71.     If the constitutional provisions on electoral procedure are, as O’Higgins C.J. said in Re Electoral (Amendment) Bill, 1983 [1984] I.R. 268 at 274, a “total code” for the holding of general elections, then, to borrow that language, the far more complex web of statutes and regulations on planning applications are in their own way a similar total code for the processes of seeking development consent.  For the court to now endorse “design envelope” applications (beyond the existingly-recognised “certain limited degree of flexibility”) would amount to an impermissible modification of those enactments.  One reason above all is obvious - it can’t be said with absolute confidence that wide “design envelope” applications generally are so completely and obviously desirable that they must have been intended and that any deficit in what is spelled out in the regulations simply must be filled in by the courts.  The greater the variability in what is permitted in an application, the less definite information is there for other interested parties availing of public participation, and the greater the range in terms of what the built outcome on the ground would look like.  That involves policy trade-offs and technical issues; winners and losers as well as all that comes with that, such as the arguments for terms, conditions and limitations on the extent of any design envelope procedure.  
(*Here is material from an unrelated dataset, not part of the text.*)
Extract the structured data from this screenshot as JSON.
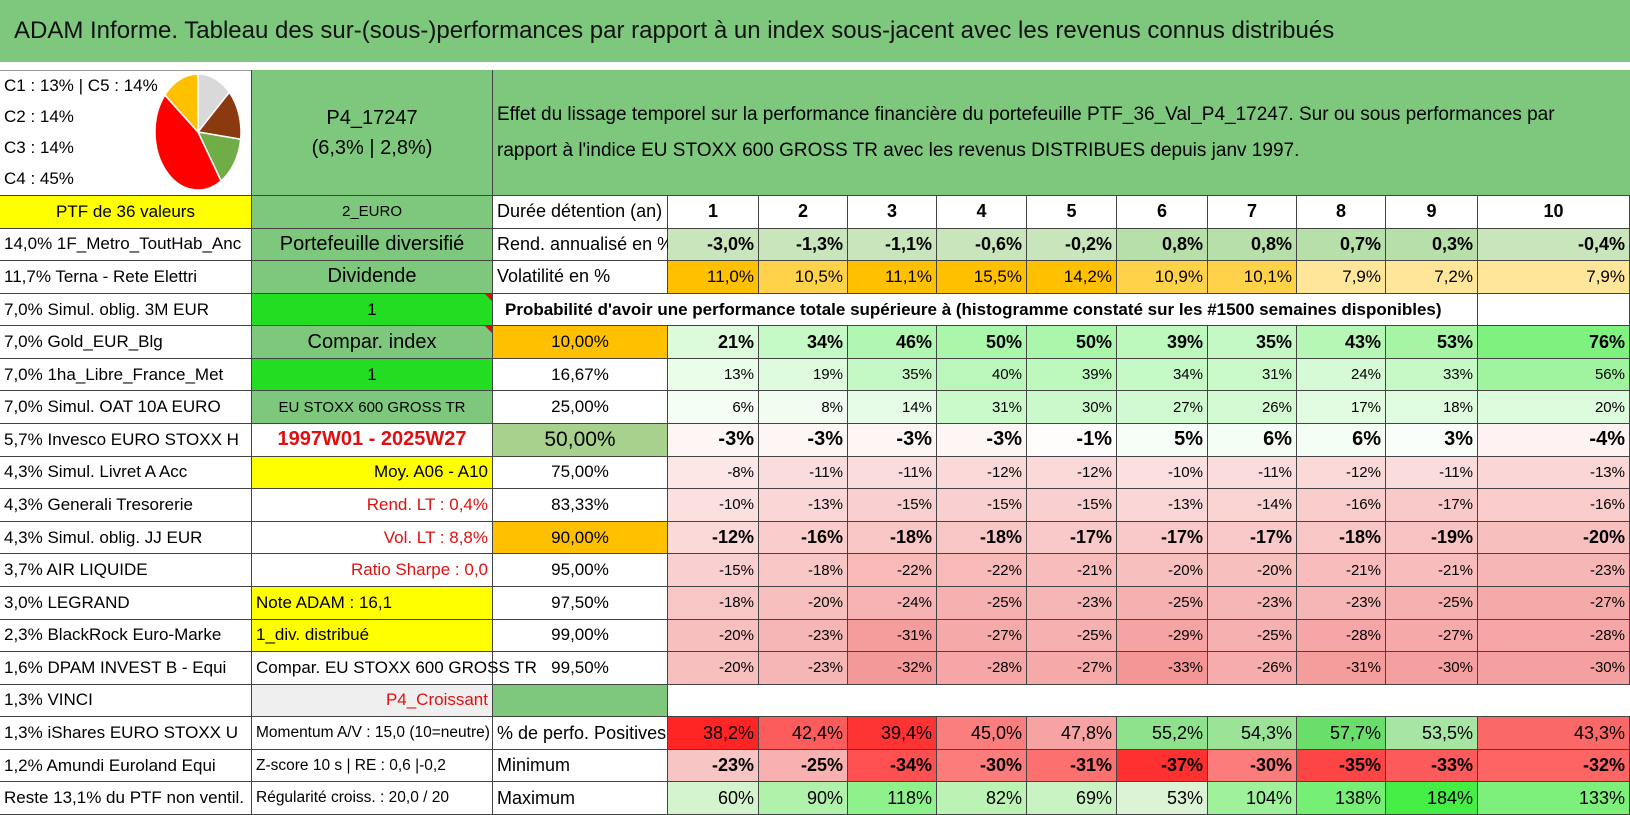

72.     As a technical matter, maybe it mightn’t be that unfeasible for the 2001 regulations to provide for widely variable design envelope applications if thought necessary, with such limitations and conditions as are thought desirable bearing in mind policy, engineering and economic considerations as well as the interests of parties other than the developer.  But given the many legal issues such an exercise would raise, especially in the light of the significantly increased complexity of planning law in recent years, contributed to by the greatly evolved nature of European law in this area since the 2014 directive, and the importance of public participation, particularly in the European context, to construct such a procedure out of whole cloth would be a hazardous if not quixotic venture for a court to embark on, particularly at this stage of the evolution of planning law.  Such a project would be courageously adventurous even if the court had jurisdiction to tackle it, which it doesn’t, given my conclusion on the meaning of the regulations as they stand.  The fact that the legislation might not expressly say that an application made in breach of the 2001 regulations is invalid in the SID context is not decisive.  Breach of a requirement in an enactment is a fairly conventional basis for certiorari, and breaks no new ground here.  Accepting the implicit suggestion to treat such a requirement as directory rather than mandatory would unacceptably undermine the whole purpose of the legislation regarding particulars of the application, and would severely compromise the public participation process by failing to respect the need for a reasonably precise set of plans and particulars with all the ramifications that has for third party objectors and for other interested parties into the future once the works are carried out.

EU law points

73.     For clarity, while EIA and AA are the applicant’s next line of attack, I am confining the discussion for present purposes to the wording of the 2001 regulations on the assumption that EU law doesn’t add anything beyond what is provided for by the regulations on their own terms.  If I hadn’t taken the view that the 2001 regulations don’t envisage the kind of wide design envelope applications at issue here, then the EIA and AA points would have fallen for consideration.  So for present purposes we don’t need to get into the extent of the scope for “parameters relating to the construction phase”, as set out in Case C-461/17 Holohan v. An Bord Pleanála (Court of Justice of the European Union, 7th November, 2018, ECLI:EU:C:2018:883).   

Order

74.     Accordingly, there will be an order of certiorari of the impugned board decision.